Determine whether the analytics engine re-trains on past events using the rule changes:
To apply rule changes without re-training the analytics engine on past events, select Apply Changes Without Training.
Consider applying changes without training if you want to apply the changes immediately, minimize disruptions to other Exabeam applications, ensure the analytics engine continues to run in real time, and ensure you don't use any of your entitled training days.
Keep in mind that applying changes without training increases the risk of false positives and limits the analytics engine from adapting to evolving patterns in entity behavior.
To re-train the analytics engine on past events with the rule changes, select Apply Changes and Re-train. By default, the analytics engine begins training using the rule changes on the past 21 days of event data. After the analytics engine finishes training, analytics rules continue to trigger on incoming events in real-time.

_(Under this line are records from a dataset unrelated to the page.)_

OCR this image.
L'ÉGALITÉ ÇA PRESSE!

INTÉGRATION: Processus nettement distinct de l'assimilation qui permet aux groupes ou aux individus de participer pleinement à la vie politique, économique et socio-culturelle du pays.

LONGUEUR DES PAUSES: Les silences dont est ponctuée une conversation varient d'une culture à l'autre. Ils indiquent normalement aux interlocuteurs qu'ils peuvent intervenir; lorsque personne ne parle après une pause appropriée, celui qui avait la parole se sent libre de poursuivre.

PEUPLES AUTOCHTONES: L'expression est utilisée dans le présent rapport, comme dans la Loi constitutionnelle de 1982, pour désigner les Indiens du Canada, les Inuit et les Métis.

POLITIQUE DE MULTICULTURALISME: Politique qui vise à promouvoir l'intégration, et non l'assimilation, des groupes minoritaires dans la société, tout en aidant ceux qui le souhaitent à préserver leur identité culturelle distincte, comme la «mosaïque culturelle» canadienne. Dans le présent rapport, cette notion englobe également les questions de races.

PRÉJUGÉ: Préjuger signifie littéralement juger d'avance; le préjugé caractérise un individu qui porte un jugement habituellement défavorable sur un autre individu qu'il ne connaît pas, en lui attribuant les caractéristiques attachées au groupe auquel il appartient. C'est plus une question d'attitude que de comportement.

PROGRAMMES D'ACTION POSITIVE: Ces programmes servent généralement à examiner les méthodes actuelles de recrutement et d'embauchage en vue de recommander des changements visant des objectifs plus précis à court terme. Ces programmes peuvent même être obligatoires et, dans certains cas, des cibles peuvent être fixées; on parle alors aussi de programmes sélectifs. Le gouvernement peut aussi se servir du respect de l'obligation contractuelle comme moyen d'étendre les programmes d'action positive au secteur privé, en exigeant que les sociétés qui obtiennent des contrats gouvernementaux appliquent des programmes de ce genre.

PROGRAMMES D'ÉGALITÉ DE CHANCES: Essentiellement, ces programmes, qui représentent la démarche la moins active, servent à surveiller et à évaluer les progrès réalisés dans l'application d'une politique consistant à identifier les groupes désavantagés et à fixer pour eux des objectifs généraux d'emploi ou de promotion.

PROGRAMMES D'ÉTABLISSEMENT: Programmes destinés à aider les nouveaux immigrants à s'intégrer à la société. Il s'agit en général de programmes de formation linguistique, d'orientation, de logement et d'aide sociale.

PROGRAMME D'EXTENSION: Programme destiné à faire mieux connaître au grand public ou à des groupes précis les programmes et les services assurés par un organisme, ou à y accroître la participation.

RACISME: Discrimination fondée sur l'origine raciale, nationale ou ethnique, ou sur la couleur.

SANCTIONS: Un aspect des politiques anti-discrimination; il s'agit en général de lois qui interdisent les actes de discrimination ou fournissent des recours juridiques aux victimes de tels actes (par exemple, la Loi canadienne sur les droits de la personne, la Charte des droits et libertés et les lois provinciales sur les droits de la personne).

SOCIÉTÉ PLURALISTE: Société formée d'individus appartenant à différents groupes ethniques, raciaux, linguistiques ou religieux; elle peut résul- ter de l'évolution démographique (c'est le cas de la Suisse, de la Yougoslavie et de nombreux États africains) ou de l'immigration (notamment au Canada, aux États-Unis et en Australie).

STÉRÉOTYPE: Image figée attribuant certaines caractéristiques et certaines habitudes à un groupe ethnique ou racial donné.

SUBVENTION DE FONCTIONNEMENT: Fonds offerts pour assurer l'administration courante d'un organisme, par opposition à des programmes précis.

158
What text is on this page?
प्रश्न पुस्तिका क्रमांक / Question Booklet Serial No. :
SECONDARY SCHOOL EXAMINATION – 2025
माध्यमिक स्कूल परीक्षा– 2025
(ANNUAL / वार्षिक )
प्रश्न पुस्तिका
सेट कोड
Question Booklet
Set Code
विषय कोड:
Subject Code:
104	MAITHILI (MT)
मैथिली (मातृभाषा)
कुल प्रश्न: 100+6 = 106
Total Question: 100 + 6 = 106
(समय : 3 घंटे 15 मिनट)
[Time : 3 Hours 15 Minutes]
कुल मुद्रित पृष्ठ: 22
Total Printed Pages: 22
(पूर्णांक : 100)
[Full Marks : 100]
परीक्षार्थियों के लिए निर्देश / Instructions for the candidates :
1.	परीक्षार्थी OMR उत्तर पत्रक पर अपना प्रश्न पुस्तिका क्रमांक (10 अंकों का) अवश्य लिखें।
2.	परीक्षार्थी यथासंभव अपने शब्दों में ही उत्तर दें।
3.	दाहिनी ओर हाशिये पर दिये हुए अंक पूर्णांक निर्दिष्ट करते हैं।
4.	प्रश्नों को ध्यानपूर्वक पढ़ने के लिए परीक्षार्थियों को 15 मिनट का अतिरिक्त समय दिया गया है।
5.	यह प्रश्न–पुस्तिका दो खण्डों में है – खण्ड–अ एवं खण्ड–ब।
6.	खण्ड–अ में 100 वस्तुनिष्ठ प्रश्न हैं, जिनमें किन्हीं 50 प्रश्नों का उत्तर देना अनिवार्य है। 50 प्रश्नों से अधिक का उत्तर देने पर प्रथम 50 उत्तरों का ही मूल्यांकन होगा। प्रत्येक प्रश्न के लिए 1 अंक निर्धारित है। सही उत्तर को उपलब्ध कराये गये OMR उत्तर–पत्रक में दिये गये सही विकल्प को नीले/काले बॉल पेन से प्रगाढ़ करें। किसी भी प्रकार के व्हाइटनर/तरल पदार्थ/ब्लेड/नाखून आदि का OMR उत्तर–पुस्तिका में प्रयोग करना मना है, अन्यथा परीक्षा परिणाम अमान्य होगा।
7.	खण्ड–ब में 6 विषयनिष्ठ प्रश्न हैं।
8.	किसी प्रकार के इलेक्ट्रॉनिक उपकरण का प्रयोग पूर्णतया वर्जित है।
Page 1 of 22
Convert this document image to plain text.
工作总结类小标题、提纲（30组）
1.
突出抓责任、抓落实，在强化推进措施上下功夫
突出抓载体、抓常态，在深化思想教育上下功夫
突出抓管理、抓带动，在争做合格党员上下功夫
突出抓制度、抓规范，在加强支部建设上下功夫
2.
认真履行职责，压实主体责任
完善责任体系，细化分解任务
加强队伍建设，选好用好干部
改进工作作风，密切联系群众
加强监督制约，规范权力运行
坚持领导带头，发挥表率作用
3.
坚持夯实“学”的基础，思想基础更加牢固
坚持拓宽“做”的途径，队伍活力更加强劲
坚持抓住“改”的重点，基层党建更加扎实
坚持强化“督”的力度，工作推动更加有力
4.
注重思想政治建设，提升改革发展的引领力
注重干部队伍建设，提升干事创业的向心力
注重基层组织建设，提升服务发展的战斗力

To change the start date of events the analytics engine uses to re-train:
Click Advanced Settings.
Under Training Start Date, click the date field, then select a date using the calendar. You can re-train the analytics engine on up to 30 days of events, with a recommended minimum of 14 days of events.
Click Confirm.
Click Apply Rule Changes. If you selected Apply Changes and Re-train or Trigger on Historical Events, the analytics engine temporarily stops processing incoming events to re-train on past events using the rule changes.